Enfin, troisième observation, la réflexion sur le « mythe du développement » montre que la construction du vivre ensemble ne peut séparer les trois piliers de la gouvernance : les objectifs, l’éthique et les dispositifs de travail. Si l’on reprend la pensée d’André Levesque sur la relation on peut énoncer l’idée que les objectifs du vivre ensemble sont le troisième terme qui fait exister le dialogue entre les acteurs de la société ou entre les objectifs contradictoires et qui donnent sens à la relation.

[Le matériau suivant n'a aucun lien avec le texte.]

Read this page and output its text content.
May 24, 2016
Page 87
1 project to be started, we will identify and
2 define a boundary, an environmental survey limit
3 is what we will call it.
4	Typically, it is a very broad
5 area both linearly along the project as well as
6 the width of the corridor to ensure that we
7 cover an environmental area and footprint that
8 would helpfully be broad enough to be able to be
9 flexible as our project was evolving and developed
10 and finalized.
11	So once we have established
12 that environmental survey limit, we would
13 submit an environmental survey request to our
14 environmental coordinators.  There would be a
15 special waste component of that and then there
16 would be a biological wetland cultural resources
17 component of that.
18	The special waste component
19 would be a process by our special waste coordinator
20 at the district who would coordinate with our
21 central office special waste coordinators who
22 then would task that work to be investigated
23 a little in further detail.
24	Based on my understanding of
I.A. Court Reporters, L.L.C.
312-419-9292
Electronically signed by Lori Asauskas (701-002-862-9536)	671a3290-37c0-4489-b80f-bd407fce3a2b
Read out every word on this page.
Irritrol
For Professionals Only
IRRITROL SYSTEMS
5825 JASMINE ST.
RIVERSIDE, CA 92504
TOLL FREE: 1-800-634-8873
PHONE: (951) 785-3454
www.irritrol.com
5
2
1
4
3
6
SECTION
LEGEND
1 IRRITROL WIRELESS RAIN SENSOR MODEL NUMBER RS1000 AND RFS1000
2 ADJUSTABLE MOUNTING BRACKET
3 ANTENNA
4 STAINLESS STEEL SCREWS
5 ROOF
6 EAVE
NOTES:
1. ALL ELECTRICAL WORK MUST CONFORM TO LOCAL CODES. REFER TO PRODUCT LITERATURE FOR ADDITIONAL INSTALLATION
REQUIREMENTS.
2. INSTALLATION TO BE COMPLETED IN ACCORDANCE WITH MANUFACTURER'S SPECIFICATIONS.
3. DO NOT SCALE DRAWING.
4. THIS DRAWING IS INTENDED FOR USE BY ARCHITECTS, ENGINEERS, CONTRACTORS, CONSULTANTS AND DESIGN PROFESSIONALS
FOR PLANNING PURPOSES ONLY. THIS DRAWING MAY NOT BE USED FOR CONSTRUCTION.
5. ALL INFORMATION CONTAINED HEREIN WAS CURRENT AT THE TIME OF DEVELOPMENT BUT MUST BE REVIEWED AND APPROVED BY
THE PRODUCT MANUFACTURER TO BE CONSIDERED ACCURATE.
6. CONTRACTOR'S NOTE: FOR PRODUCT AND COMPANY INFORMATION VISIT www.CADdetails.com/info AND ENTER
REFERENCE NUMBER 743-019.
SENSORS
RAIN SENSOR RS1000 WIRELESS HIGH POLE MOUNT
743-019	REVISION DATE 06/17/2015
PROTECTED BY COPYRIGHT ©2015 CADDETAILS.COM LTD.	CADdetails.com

Dans la réflexion sur le partenariat, par exemple à propos de la production de l’habitat, nous insistons toujours sur le fait que la soi-disant « participation » ne peut se réduire à inviter les citoyens et les organisations de base à « participer à une projet défini unilatéralement par les pouvoirs publics » , auquel cas la participation n’est rien d’autre que le moyen de mobiliser de la main-d’oeuvre gratuite. La participation c’est la capacité à élaborer ensemble des projets. Ce que dans l’Etat au Coeur nous appelions, avec André Talmant, « l’entrée en projet » . La réflexion proposée par Christoph Eberhard montre que ce processus vaut pour l’élaboration même des objectifs du vivre ensemble. Là aussi il faudrait envisager le plus rapidement possible d’en faire un exercice concret et il n’est pas exclu que la méthode élaborée par André Levesque et le CERS s’y prête particulièrement. Le projet du CERS en Chine, avec l’Académie des Sciences Sociales, qui vise à élaborer, selon la méthode des « itinéraires » de construction de projets communs à acteurs multiples, les mécanismes de la solidarité avec les populations les plus pauvres pourrait précisément être ce champ d’expériences.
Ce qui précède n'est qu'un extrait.